Best film: Louder Than Bombs by Joachim Trier
Norwegian director, Joachim Trier, followed in the footsteps of Hollywood superstar director, Quentin Tarantino, by winning his second Bronze Horse at the festival.
Tarantino won in 1992 and 1994 with Reservoir Dogs and Pulp Fiction, respectively and Trier won his first Bronze Horse in 2011 for his movie, Oslo, August 31st.
Louder Than Bombs is Trier’s first English language film and stars Gabriel Byrne (In Treatment, Assault On Precinct 13), Isabelle Hupert (Amour, I Heart Huckabees) and Jesse Eisenberg (The Social Network, Zombieland) in a story about a man trying to reconcile with his sons following the death of his wife.
Best first film: Mediterranea by Jonas Carpignano
Written and directed by Jonas Carpignano, Mediterranea is one of the first in what will surely be a deluge of films about 21st-century migrants risking everything to seek a better life in Europe.

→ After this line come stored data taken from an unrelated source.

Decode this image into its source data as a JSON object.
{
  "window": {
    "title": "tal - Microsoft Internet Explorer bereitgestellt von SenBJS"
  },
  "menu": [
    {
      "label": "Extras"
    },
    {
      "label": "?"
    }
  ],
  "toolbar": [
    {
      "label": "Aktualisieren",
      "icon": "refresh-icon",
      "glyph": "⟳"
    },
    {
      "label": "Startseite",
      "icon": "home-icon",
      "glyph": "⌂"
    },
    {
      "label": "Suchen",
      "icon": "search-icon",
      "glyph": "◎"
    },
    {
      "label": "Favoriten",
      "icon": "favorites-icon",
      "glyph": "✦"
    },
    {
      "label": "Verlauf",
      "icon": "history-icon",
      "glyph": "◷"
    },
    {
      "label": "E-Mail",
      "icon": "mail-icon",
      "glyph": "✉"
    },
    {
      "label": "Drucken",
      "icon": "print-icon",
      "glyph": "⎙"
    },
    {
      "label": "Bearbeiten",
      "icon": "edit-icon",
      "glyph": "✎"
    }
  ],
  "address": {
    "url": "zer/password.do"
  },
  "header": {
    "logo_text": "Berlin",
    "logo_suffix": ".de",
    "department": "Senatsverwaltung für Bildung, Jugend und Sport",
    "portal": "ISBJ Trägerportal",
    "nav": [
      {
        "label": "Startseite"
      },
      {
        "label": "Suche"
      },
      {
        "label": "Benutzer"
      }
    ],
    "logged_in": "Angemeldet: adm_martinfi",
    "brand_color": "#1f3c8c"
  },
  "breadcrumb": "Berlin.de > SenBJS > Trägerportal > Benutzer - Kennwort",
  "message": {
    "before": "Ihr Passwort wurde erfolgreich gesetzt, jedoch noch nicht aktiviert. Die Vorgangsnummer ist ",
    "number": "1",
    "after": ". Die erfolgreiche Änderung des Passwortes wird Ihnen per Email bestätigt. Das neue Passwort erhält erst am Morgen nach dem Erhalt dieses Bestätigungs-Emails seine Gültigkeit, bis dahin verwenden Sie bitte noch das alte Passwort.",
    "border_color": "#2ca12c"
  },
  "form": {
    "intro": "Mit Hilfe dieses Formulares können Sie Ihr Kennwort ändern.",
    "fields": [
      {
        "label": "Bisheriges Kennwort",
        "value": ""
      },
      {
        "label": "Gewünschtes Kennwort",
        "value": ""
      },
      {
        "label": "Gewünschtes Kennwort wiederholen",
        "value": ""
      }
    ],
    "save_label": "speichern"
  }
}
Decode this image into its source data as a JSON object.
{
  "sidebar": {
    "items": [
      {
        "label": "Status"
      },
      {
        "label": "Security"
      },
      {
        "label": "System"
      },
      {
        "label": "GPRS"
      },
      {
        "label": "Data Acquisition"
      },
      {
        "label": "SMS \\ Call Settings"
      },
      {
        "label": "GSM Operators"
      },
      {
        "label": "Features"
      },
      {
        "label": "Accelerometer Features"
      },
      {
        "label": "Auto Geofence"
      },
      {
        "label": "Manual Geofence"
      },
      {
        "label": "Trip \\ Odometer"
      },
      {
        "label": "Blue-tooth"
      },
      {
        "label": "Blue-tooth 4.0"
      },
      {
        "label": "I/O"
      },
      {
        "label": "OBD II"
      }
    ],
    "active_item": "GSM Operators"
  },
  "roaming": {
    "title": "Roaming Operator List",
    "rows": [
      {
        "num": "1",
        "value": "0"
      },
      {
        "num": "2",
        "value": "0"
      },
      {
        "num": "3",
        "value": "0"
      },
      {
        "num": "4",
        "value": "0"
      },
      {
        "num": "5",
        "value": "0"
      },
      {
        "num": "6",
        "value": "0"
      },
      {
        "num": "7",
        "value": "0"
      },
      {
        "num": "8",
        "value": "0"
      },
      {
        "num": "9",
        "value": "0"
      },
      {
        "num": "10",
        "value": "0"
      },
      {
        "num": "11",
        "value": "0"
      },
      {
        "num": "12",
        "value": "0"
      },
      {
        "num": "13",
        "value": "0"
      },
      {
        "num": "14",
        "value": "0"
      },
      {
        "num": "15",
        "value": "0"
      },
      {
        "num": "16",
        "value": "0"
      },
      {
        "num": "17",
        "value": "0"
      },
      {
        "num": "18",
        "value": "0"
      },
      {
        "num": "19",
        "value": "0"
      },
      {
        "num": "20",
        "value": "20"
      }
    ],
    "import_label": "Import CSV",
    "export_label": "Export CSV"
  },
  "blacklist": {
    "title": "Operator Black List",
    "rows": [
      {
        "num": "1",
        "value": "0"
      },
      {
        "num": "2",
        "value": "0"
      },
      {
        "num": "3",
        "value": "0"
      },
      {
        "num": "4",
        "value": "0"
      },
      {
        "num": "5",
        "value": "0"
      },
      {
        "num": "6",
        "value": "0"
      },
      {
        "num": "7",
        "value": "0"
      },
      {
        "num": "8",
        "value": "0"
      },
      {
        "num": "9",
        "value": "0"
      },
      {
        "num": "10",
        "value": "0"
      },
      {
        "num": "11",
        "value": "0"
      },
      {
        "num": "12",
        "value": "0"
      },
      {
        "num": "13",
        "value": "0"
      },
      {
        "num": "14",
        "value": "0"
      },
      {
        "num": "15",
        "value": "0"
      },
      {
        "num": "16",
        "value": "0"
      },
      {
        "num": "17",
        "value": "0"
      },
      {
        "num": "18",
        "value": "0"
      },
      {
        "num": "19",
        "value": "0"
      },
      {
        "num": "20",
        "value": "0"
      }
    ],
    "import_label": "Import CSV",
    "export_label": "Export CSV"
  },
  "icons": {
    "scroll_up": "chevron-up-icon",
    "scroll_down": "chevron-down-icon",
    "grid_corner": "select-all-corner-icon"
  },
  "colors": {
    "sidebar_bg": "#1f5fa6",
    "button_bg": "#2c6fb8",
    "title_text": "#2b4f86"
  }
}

Carpignano’s first feature film follows the harrowing odyssey of two close friends from Burkina Faso in West Africa who cross the Mediterranean to settle in Italy.
Best director: László Nemes, Son of Saul
This grim but powerful film documents the grisly work of a Sonderkommando work unit at Auschwitz, where death camp prisoners were forced to dispose of corpses following mass executions. When one of the workers finds the body of his son, it sparks defiance in the face of the horror.